Overseas commercial real estate investors are increasingly being drawn to UK regional cities, and in particular large investment opportunities, due to a lack of available prime stock in Central London, according to the latest research from CBRE.
The UK recorded €12.4 billion worth of transactions in Q1 2014 – up 5 percent on the same quarter last year. Nearly three-quarters (74 percent) of this total was made up of properties outside Central London – up from 61 percent in the previous quarter and marking the highest proportion recorded since Q4 2011.
About €1.2 billion (£1 billion) worth of transactions by foreign investors took place outside Central London in Q1 2014, including nine transactions from Asian and Middle Eastern investors. Non-European capital has increasingly spread into regional UK cities since the bottom of the market in Q2 2009 more than doubling market share from 7 percent to 18 percent in Q1 2014.
Non-Central London investment was historically at its highest in Q1 2009 at 83 percent of total UK investment. If this level marks the potential upside, then the rest of the UK may see significant uplift in investment throughout 2014.
Jonathan Hull, Managing Director, EMEA Capital Markets, CBRE, commented: “London was targeted by a wealth of cross-regional investment at the end of last year, in particular buyers from Asia and the Middle East who were keen to acquire prime assets in one of the world’s leading cities. The fierce competition has led to a shortage of available stock in Central London; therefore, investors are turning their attention to the UK’s major regional cities such as Edinburgh and Manchester. This is evident in the recent momentum of regional office investment in the UK and the corresponding yield compression.”
The European commercial real estate investment market overall started the year strongly with €38.9 billion in Q1 2014 – up 21 percent on Q1 2013. This is the highest Q1 total since 2008.

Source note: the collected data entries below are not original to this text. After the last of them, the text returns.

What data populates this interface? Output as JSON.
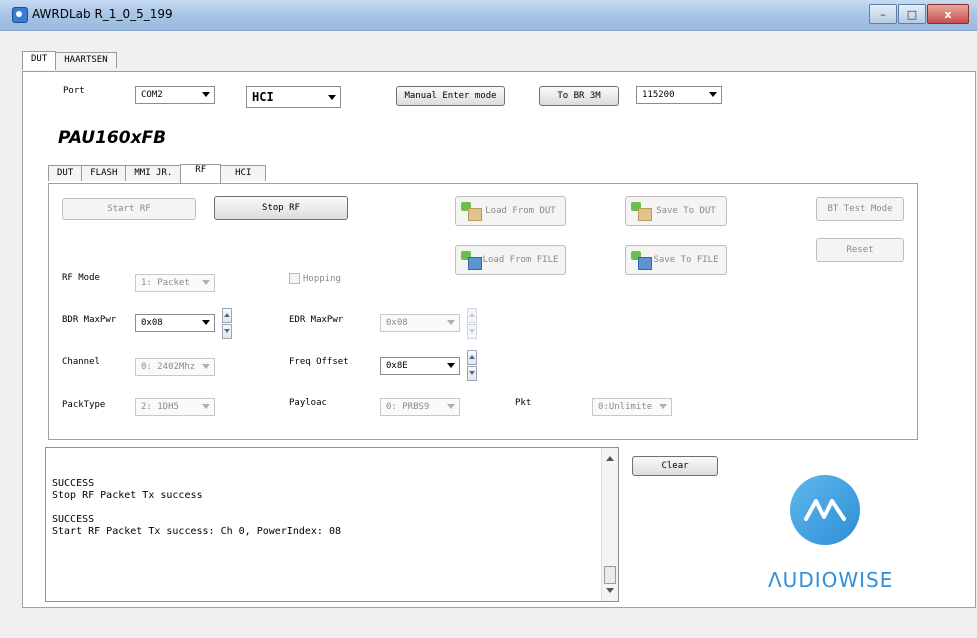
{
  "window": {
    "title": "AWRDLab R_1_0_5_199",
    "minimize": "–",
    "maximize": "□",
    "close": "x"
  },
  "outer_tabs": [
    "DUT",
    "HAARTSEN"
  ],
  "connection": {
    "port_label": "Port",
    "port_value": "COM2",
    "mode_value": "HCI",
    "manual_btn": "Manual Enter mode",
    "to_br_btn": "To BR 3M",
    "baud_value": "115200"
  },
  "model": "PAU160xFB",
  "inner_tabs": [
    "DUT",
    "FLASH",
    "MMI JR.",
    "RF",
    "HCI"
  ],
  "rf": {
    "start_rf": "Start RF",
    "stop_rf": "Stop RF",
    "load_from_dut": "Load From DUT",
    "save_to_dut": "Save To DUT",
    "load_from_file": "Load From FILE",
    "save_to_file": "Save To FILE",
    "bt_test_mode": "BT Test Mode",
    "reset": "Reset",
    "rf_mode_label": "RF Mode",
    "rf_mode_value": "1: Packet",
    "hopping_label": "Hopping",
    "bdr_label": "BDR MaxPwr",
    "bdr_value": "0x08",
    "edr_label": "EDR MaxPwr",
    "edr_value": "0x08",
    "channel_label": "Channel",
    "channel_value": "0: 2402Mhz",
    "freq_label": "Freq Offset",
    "freq_value": "0x8E",
    "packtype_label": "PackType",
    "packtype_value": "2: 1DH5",
    "payload_label": "Payloac",
    "payload_value": "0: PRBS9",
    "pkt_label": "Pkt",
    "pkt_value": "0:Unlimite"
  },
  "log": {
    "text": "SUCCESS\nStop RF Packet Tx success\n\nSUCCESS\nStart RF Packet Tx success: Ch 0, PowerIndex: 08",
    "clear_btn": "Clear"
  },
  "logo": {
    "text": "ΛUDIOWISE"
  },
  "colors": {
    "accent": "#2f8fd8"
  }
}
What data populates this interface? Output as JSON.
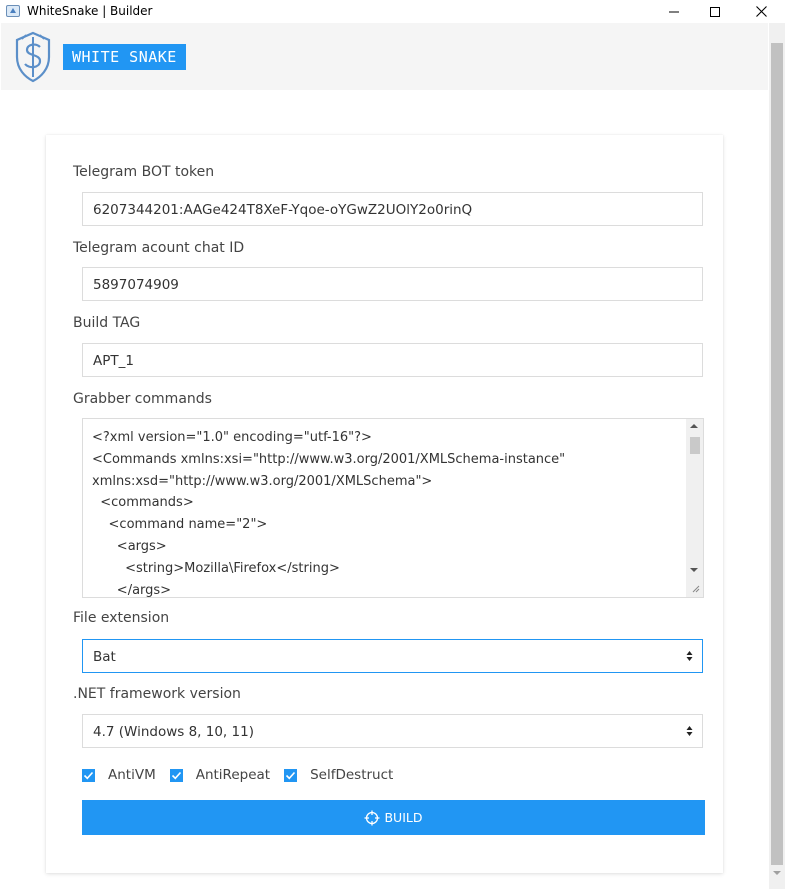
{
  "window": {
    "title": "WhiteSnake | Builder",
    "app_icon": "app-icon",
    "controls": [
      "minimize-icon",
      "maximize-icon",
      "close-icon"
    ]
  },
  "header": {
    "logo": "shield-snake-logo",
    "brand": "WHITE SNAKE"
  },
  "form": {
    "bot_token": {
      "label": "Telegram BOT token",
      "value": "6207344201:AAGe424T8XeF-Yqoe-oYGwZ2UOlY2o0rinQ"
    },
    "chat_id": {
      "label": "Telegram acount chat ID",
      "value": "5897074909"
    },
    "build_tag": {
      "label": "Build TAG",
      "value": "APT_1"
    },
    "grabber": {
      "label": "Grabber commands",
      "value": "<?xml version=\"1.0\" encoding=\"utf-16\"?>\n<Commands xmlns:xsi=\"http://www.w3.org/2001/XMLSchema-instance\" xmlns:xsd=\"http://www.w3.org/2001/XMLSchema\">\n  <commands>\n    <command name=\"2\">\n      <args>\n        <string>Mozilla\\Firefox</string>\n      </args>"
    },
    "file_extension": {
      "label": "File extension",
      "selected": "Bat"
    },
    "framework": {
      "label": ".NET framework version",
      "selected": "4.7 (Windows 8, 10, 11)"
    },
    "options": [
      {
        "label": "AntiVM",
        "checked": true
      },
      {
        "label": "AntiRepeat",
        "checked": true
      },
      {
        "label": "SelfDestruct",
        "checked": true
      }
    ],
    "build_button": {
      "label": "BUILD",
      "icon": "crosshair-icon"
    }
  },
  "colors": {
    "accent": "#2196f3",
    "header_bg": "#f5f5f5"
  }
}
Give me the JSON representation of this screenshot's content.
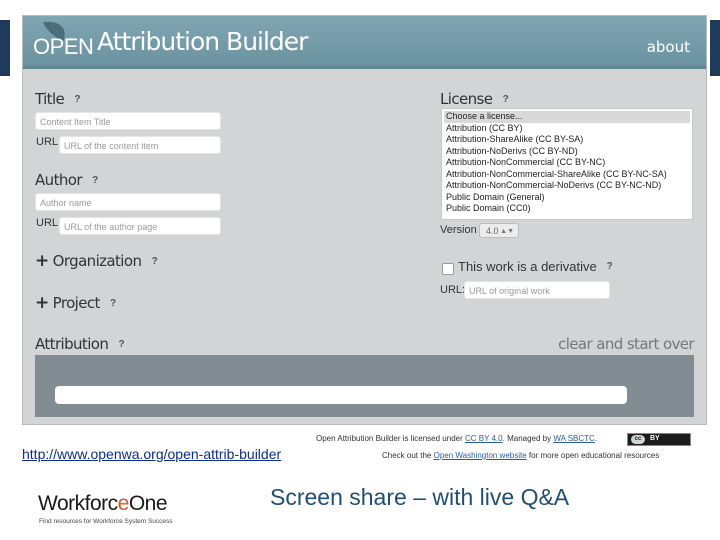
{
  "header": {
    "logo_text": "OPEN",
    "app_title": "Attribution Builder",
    "about_label": "about"
  },
  "left": {
    "title_label": "Title",
    "title_placeholder": "Content Item Title",
    "title_url_label": "URL:",
    "title_url_placeholder": "URL of the content item",
    "author_label": "Author",
    "author_placeholder": "Author name",
    "author_url_label": "URL:",
    "author_url_placeholder": "URL of the author page",
    "organization_label": "Organization",
    "project_label": "Project",
    "plus_symbol": "+",
    "help_symbol": "?"
  },
  "right": {
    "license_label": "License",
    "license_options": [
      "Choose a license...",
      "Attribution (CC BY)",
      "Attribution-ShareAlike (CC BY-SA)",
      "Attribution-NoDerivs (CC BY-ND)",
      "Attribution-NonCommercial (CC BY-NC)",
      "Attribution-NonCommercial-ShareAlike (CC BY-NC-SA)",
      "Attribution-NonCommercial-NoDerivs (CC BY-NC-ND)",
      "Public Domain (General)",
      "Public Domain (CC0)"
    ],
    "version_label": "Version",
    "version_value": "4.0",
    "derivative_label": "This work is a derivative",
    "derivative_checked": false,
    "derivative_url_label": "URL:",
    "derivative_url_placeholder": "URL of original work"
  },
  "attribution": {
    "label": "Attribution",
    "clear_label": "clear and start over"
  },
  "footer": {
    "line1_prefix": "Open Attribution Builder is licensed under ",
    "line1_license": "CC BY 4.0",
    "line1_middle": ". Managed by ",
    "line1_org": "WA SBCTC",
    "line1_end": ".",
    "line2_prefix": "Check out the ",
    "line2_link": "Open Washington website",
    "line2_suffix": " for more open educational resources",
    "cc_badge_left": "cc",
    "cc_badge_right": "BY"
  },
  "slide": {
    "url": "http://www.openwa.org/open-attrib-builder",
    "caption": "Screen share – with live Q&A",
    "logo_name_part1": "Workforc",
    "logo_name_mark": "e",
    "logo_name_part2": "One",
    "logo_tagline": "Find resources for Workforce System Success"
  },
  "colors": {
    "header_bg": "#7fa6b2",
    "panel_bg": "#d3d4d5",
    "attribution_box": "#818d93",
    "caption_color": "#1f4e79",
    "logo_accent": "#d8592a"
  }
}
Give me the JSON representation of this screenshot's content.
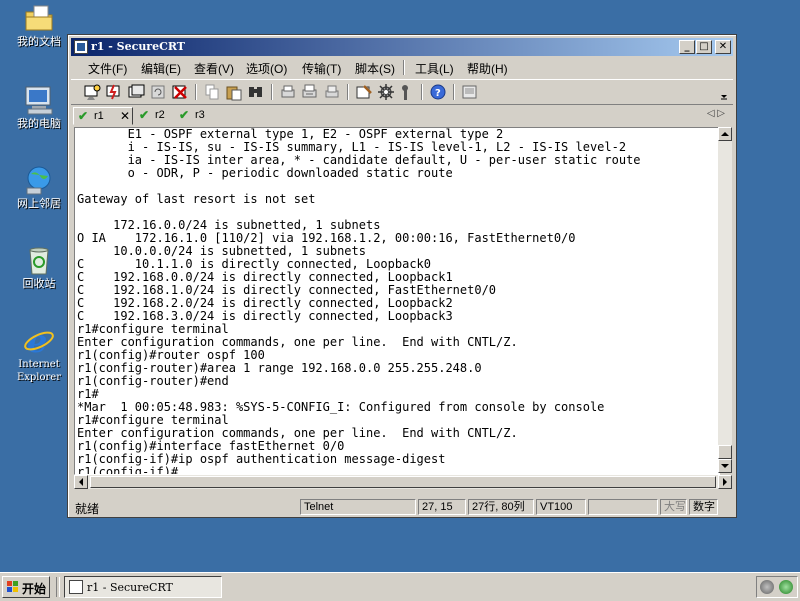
{
  "desktop": {
    "icons": [
      {
        "label": "我的文档",
        "icon": "my-documents-icon"
      },
      {
        "label": "我的电脑",
        "icon": "my-computer-icon"
      },
      {
        "label": "网上邻居",
        "icon": "network-places-icon"
      },
      {
        "label": "回收站",
        "icon": "recycle-bin-icon"
      },
      {
        "label": "Internet Explorer",
        "icon": "internet-explorer-icon"
      }
    ]
  },
  "window": {
    "title": "r1 - SecureCRT",
    "controls": {
      "minimize": "_",
      "maximize": "□",
      "close": "✕"
    },
    "menu": [
      "文件(F)",
      "编辑(E)",
      "查看(V)",
      "选项(O)",
      "传输(T)",
      "脚本(S)",
      "工具(L)",
      "帮助(H)"
    ],
    "tabs": [
      {
        "label": "r1",
        "close": "✕"
      },
      {
        "label": "r2"
      },
      {
        "label": "r3"
      }
    ],
    "tab_check": "✔",
    "tab_nav": "◁ ▷",
    "terminal_lines": [
      "       E1 - OSPF external type 1, E2 - OSPF external type 2",
      "       i - IS-IS, su - IS-IS summary, L1 - IS-IS level-1, L2 - IS-IS level-2",
      "       ia - IS-IS inter area, * - candidate default, U - per-user static route",
      "       o - ODR, P - periodic downloaded static route",
      "",
      "Gateway of last resort is not set",
      "",
      "     172.16.0.0/24 is subnetted, 1 subnets",
      "O IA    172.16.1.0 [110/2] via 192.168.1.2, 00:00:16, FastEthernet0/0",
      "     10.0.0.0/24 is subnetted, 1 subnets",
      "C       10.1.1.0 is directly connected, Loopback0",
      "C    192.168.0.0/24 is directly connected, Loopback1",
      "C    192.168.1.0/24 is directly connected, FastEthernet0/0",
      "C    192.168.2.0/24 is directly connected, Loopback2",
      "C    192.168.3.0/24 is directly connected, Loopback3",
      "r1#configure terminal",
      "Enter configuration commands, one per line.  End with CNTL/Z.",
      "r1(config)#router ospf 100",
      "r1(config-router)#area 1 range 192.168.0.0 255.255.248.0",
      "r1(config-router)#end",
      "r1#",
      "*Mar  1 00:05:48.983: %SYS-5-CONFIG_I: Configured from console by console",
      "r1#configure terminal",
      "Enter configuration commands, one per line.  End with CNTL/Z.",
      "r1(config)#interface fastEthernet 0/0",
      "r1(config-if)#ip ospf authentication message-digest",
      "r1(config-if)#"
    ],
    "status": {
      "text": "就绪",
      "protocol": "Telnet",
      "cursor": "27, 15",
      "size": "27行, 80列",
      "emulation": "VT100",
      "caps": "大写",
      "num": "数字"
    }
  },
  "taskbar": {
    "start_label": "开始",
    "task_title": "r1 - SecureCRT"
  }
}
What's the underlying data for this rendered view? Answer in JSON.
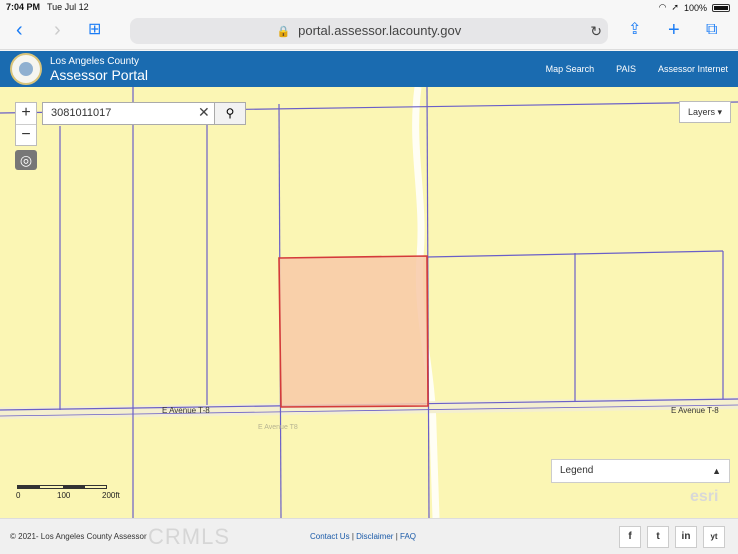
{
  "status_bar": {
    "time": "7:04 PM",
    "date": "Tue Jul 12",
    "battery": "100%"
  },
  "browser": {
    "url": "portal.assessor.lacounty.gov"
  },
  "header": {
    "org": "Los Angeles County",
    "title": "Assessor Portal",
    "links": [
      "Map Search",
      "PAIS",
      "Assessor Internet"
    ]
  },
  "map": {
    "search_value": "3081011017",
    "layers_label": "Layers ▾",
    "legend_label": "Legend",
    "road_label_left": "E Avenue T-8",
    "road_label_right": "E Avenue T-8",
    "road_label_faint": "E Avenue T8",
    "scale_labels": [
      "0",
      "100",
      "200ft"
    ],
    "logo_text": "esri",
    "colors": {
      "background": "#fbf6b4",
      "parcel_line": "#6a5fc8",
      "selected_fill": "#f8c9a8",
      "selected_stroke": "#d43a3a"
    }
  },
  "footer": {
    "copyright": "© 2021- Los Angeles County Assessor",
    "watermark": "CRMLS",
    "links": [
      "Contact Us",
      "Disclaimer",
      "FAQ"
    ],
    "social": [
      "f",
      "t",
      "in",
      "yt"
    ]
  }
}
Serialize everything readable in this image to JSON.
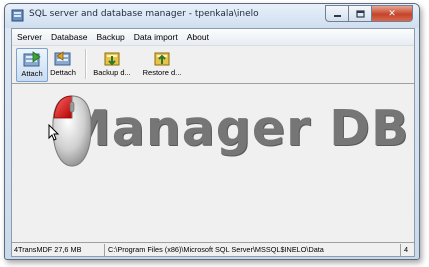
{
  "window": {
    "title": "SQL server and database manager - tpenkala\\inelo",
    "close_symbol": "✕"
  },
  "menu": {
    "items": [
      {
        "label": "Server"
      },
      {
        "label": "Database"
      },
      {
        "label": "Backup"
      },
      {
        "label": "Data import"
      },
      {
        "label": "About"
      }
    ]
  },
  "toolbar": {
    "attach_label": "Attach",
    "dettach_label": "Dettach",
    "backup_label": "Backup d...",
    "restore_label": "Restore d..."
  },
  "logo": {
    "text": "Manager DB"
  },
  "status": {
    "database": "4TransMDF  27,6 MB",
    "path": "C:\\Program Files (x86)\\Microsoft SQL Server\\MSSQL$INELO\\Data",
    "extra": "4"
  }
}
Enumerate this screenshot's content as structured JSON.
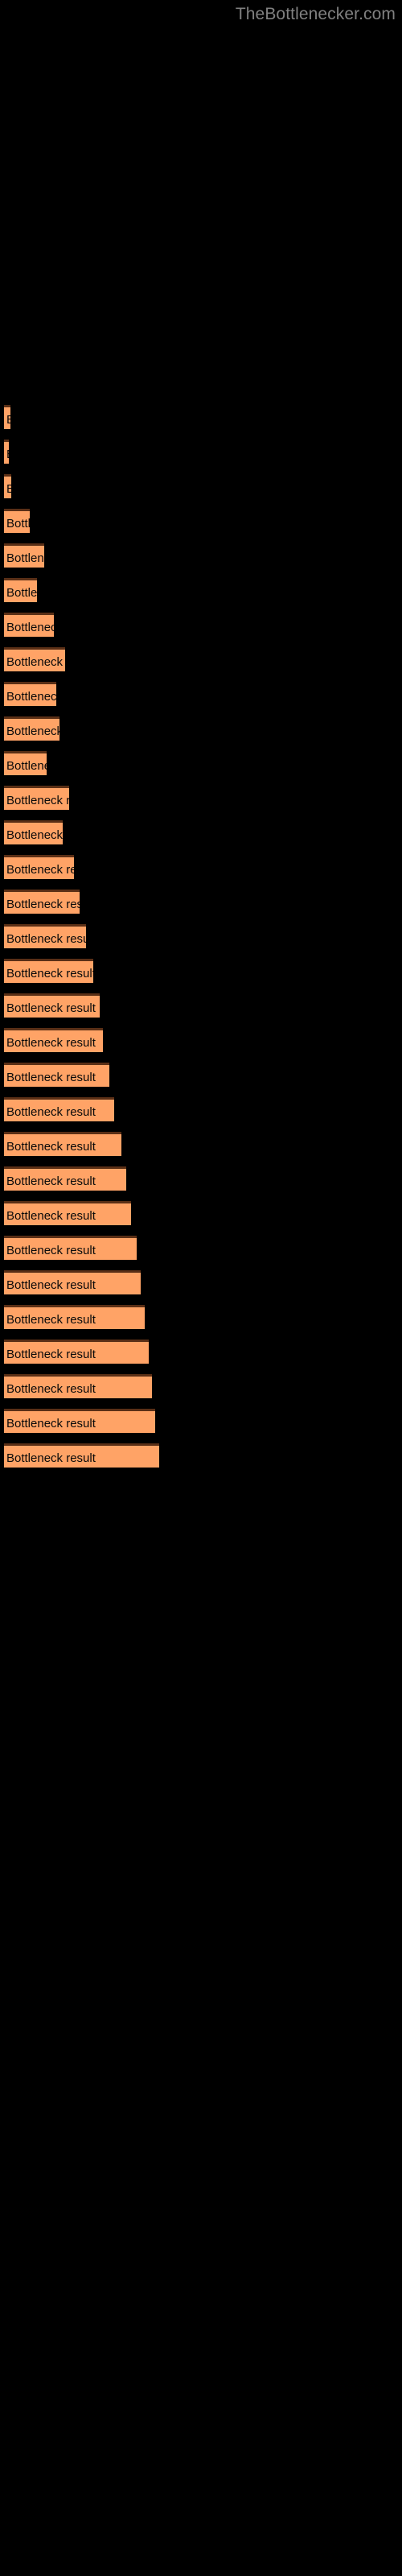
{
  "header": {
    "site_title": "TheBottlenecker.com"
  },
  "colors": {
    "background": "#000000",
    "bar_fill": "#FFA366",
    "bar_border_top": "#5a2f16",
    "bar_label_text": "#0a0a0a",
    "header_text": "#808080"
  },
  "chart_data": {
    "type": "bar",
    "orientation": "horizontal",
    "title": "",
    "subtitle": "",
    "xlabel": "",
    "ylabel": "",
    "grid": false,
    "legend": null,
    "bar_label_text": "Bottleneck result",
    "note": "Horizontal bars on black background; every bar is labelled 'Bottleneck result' with the text clipped to the bar width. Values are bar pixel widths read off the screenshot.",
    "xlim": [
      0,
      200
    ],
    "categories": [
      "bar-1",
      "bar-2",
      "bar-3",
      "bar-4",
      "bar-5",
      "bar-6",
      "bar-7",
      "bar-8",
      "bar-9",
      "bar-10",
      "bar-11",
      "bar-12",
      "bar-13",
      "bar-14",
      "bar-15",
      "bar-16",
      "bar-17",
      "bar-18",
      "bar-19",
      "bar-20",
      "bar-21",
      "bar-22",
      "bar-23",
      "bar-24",
      "bar-25",
      "bar-26",
      "bar-27",
      "bar-28",
      "bar-29",
      "bar-30",
      "bar-31"
    ],
    "values": [
      8,
      6,
      9,
      32,
      50,
      41,
      62,
      76,
      65,
      69,
      53,
      81,
      73,
      87,
      94,
      102,
      111,
      119,
      123,
      131,
      137,
      146,
      152,
      158,
      165,
      170,
      175,
      180,
      184,
      188,
      193
    ],
    "bars": [
      {
        "label": "Bottleneck result",
        "width": 8,
        "y": 503
      },
      {
        "label": "Bottleneck result",
        "width": 6,
        "y": 546
      },
      {
        "label": "Bottleneck result",
        "width": 9,
        "y": 589
      },
      {
        "label": "Bottleneck result",
        "width": 32,
        "y": 632
      },
      {
        "label": "Bottleneck result",
        "width": 50,
        "y": 675
      },
      {
        "label": "Bottleneck result",
        "width": 41,
        "y": 718
      },
      {
        "label": "Bottleneck result",
        "width": 62,
        "y": 761
      },
      {
        "label": "Bottleneck result",
        "width": 76,
        "y": 804
      },
      {
        "label": "Bottleneck result",
        "width": 65,
        "y": 847
      },
      {
        "label": "Bottleneck result",
        "width": 69,
        "y": 890
      },
      {
        "label": "Bottleneck result",
        "width": 53,
        "y": 933
      },
      {
        "label": "Bottleneck result",
        "width": 81,
        "y": 976
      },
      {
        "label": "Bottleneck result",
        "width": 73,
        "y": 1019
      },
      {
        "label": "Bottleneck result",
        "width": 87,
        "y": 1062
      },
      {
        "label": "Bottleneck result",
        "width": 94,
        "y": 1105
      },
      {
        "label": "Bottleneck result",
        "width": 102,
        "y": 1148
      },
      {
        "label": "Bottleneck result",
        "width": 111,
        "y": 1191
      },
      {
        "label": "Bottleneck result",
        "width": 119,
        "y": 1234
      },
      {
        "label": "Bottleneck result",
        "width": 123,
        "y": 1277
      },
      {
        "label": "Bottleneck result",
        "width": 131,
        "y": 1320
      },
      {
        "label": "Bottleneck result",
        "width": 137,
        "y": 1363
      },
      {
        "label": "Bottleneck result",
        "width": 146,
        "y": 1406
      },
      {
        "label": "Bottleneck result",
        "width": 152,
        "y": 1449
      },
      {
        "label": "Bottleneck result",
        "width": 158,
        "y": 1492
      },
      {
        "label": "Bottleneck result",
        "width": 165,
        "y": 1535
      },
      {
        "label": "Bottleneck result",
        "width": 170,
        "y": 1578
      },
      {
        "label": "Bottleneck result",
        "width": 175,
        "y": 1621
      },
      {
        "label": "Bottleneck result",
        "width": 180,
        "y": 1664
      },
      {
        "label": "Bottleneck result",
        "width": 184,
        "y": 1707
      },
      {
        "label": "Bottleneck result",
        "width": 188,
        "y": 1750
      },
      {
        "label": "Bottleneck result",
        "width": 193,
        "y": 1793
      }
    ]
  }
}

However, following an exceptionally robust Q4 2013, the Q1 2014 total was well below last quarter’s €62.4 billion. Nearly three quarters of the entire European commercial real estate investment market is made up of the top four markets: the UK (32 percent), Germany (25 percent), France (9 percent) and Sweden (7 percent).
Spain, Ireland and Italy all saw year-on-year increases in investment activity in Q1 2014 as investors continue their climb up the risk curve. Spain has edged its way back, recording €988 million in turnover and taking up an increasing share of the European investment market (3 percent). Ireland (2 percent) recorded its highest quarterly total since 2006 at €939 million.
Andrey Novikov, Director, Head of Capital Markets, CBRE in Russia, said: “Investments in the European commercial real estate are in cyclical growth phase and might exceed €200 billion in 2014. Investors continue moving forward across risk curve and indicate increasing readiness to invest in regional cities in UK and Germany, as well as in peripheral economies. Moscow, which is usually in top 5-7 of the most attractive for investment cities, nowadays experiences problems due to the geopolitical risks. The latter might trigger 40-50 percent drop in investment volumes. Nonetheless, chances for increase in investment activity in H2 are still there. Especially, if we witness the coming good news about perspectives of economic cooperation with China and formation of a clear scenario to de-escalate situation in Ukraine.”